Sweden has a new Minister for Employment in Elisabeth Svantesson, but her predecessor was also a woman. That is the only change in Sweden, which therefore remains at 10 points.
However, the Confederation of Swedish Enterprise will get a new female Director General, Carola Lemne. She takes up her post in May, after having held several leading positions within pharmaceutical companies and within the health service. There are general elections in Sweden this autumn.
50 percent female government minister representation might look like gender equality has been accomplished. But it also depends on which positions are being held by women.
We have distributed 200 points - 40 for each Nordic country. 100 female points equals full gender equality.
We have looked at 13 government minister posts.

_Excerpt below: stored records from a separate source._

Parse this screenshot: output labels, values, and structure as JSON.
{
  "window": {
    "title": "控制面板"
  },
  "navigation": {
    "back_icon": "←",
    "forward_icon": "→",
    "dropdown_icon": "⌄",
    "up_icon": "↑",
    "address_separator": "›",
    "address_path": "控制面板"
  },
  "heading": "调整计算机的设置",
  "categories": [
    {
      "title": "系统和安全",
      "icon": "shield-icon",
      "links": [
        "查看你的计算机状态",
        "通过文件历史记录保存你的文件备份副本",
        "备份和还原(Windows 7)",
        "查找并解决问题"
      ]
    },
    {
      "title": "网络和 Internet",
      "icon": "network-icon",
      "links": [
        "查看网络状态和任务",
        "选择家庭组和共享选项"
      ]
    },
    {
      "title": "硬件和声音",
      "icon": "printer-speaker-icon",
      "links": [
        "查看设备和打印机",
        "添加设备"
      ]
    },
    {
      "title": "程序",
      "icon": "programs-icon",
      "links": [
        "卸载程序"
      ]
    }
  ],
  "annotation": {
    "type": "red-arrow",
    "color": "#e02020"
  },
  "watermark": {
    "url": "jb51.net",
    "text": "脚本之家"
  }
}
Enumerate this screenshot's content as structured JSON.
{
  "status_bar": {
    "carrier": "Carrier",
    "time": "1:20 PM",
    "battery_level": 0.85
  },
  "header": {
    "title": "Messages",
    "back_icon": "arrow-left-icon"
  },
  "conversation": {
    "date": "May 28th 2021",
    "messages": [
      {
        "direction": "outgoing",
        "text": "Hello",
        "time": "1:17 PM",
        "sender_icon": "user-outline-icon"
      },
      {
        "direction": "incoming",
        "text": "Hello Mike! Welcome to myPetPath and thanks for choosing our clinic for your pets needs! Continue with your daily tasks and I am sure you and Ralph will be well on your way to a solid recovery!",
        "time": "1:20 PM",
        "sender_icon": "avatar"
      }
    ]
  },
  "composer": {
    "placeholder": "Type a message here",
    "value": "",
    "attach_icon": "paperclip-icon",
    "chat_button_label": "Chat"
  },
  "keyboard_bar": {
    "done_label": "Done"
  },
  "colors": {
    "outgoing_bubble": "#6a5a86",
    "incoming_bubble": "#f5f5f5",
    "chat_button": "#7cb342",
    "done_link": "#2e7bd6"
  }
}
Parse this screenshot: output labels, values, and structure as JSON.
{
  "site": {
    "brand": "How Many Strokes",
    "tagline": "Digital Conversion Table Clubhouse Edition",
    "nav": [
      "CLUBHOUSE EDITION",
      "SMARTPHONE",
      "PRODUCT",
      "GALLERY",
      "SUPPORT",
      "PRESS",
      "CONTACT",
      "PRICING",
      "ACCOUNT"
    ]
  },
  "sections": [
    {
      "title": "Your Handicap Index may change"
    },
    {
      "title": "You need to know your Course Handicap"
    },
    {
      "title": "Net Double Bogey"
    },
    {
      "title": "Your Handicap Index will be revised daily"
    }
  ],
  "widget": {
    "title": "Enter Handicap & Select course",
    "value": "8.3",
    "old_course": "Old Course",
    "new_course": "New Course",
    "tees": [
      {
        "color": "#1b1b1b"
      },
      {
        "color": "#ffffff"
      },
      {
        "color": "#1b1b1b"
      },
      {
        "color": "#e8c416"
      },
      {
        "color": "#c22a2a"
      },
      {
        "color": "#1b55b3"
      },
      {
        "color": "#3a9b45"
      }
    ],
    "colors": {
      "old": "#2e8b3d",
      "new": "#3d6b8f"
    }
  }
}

Each gives one point except prime minister (5), finance minister (3) and foreign minister (2).
We have also included leaders of the largest trade unions and employers' organisations:
Leaders of confederations of trade unions (4), leaders of service industries unions (2), leaders of trade unions for academics (2), leaders of employers' organisations (2) and managing directors at employers' organisations (2).
And finally six important symbolic positions:
Heads of state, supreme court presidents, heads of central banks, arch bishops, police commissioners and commander-in-chief.
Heads of state get three points, while the others get one each. We have not included leaders of major companies because they are not considered to be employed as a result of a democratic process. We measure at 8am on 8 March each year.
We have made certain adjustments for Iceland. Since the country only has seven government ministries, some ministers have been given an extra point, giving Iceland the same maximum of 40 points as the other Nordic countries.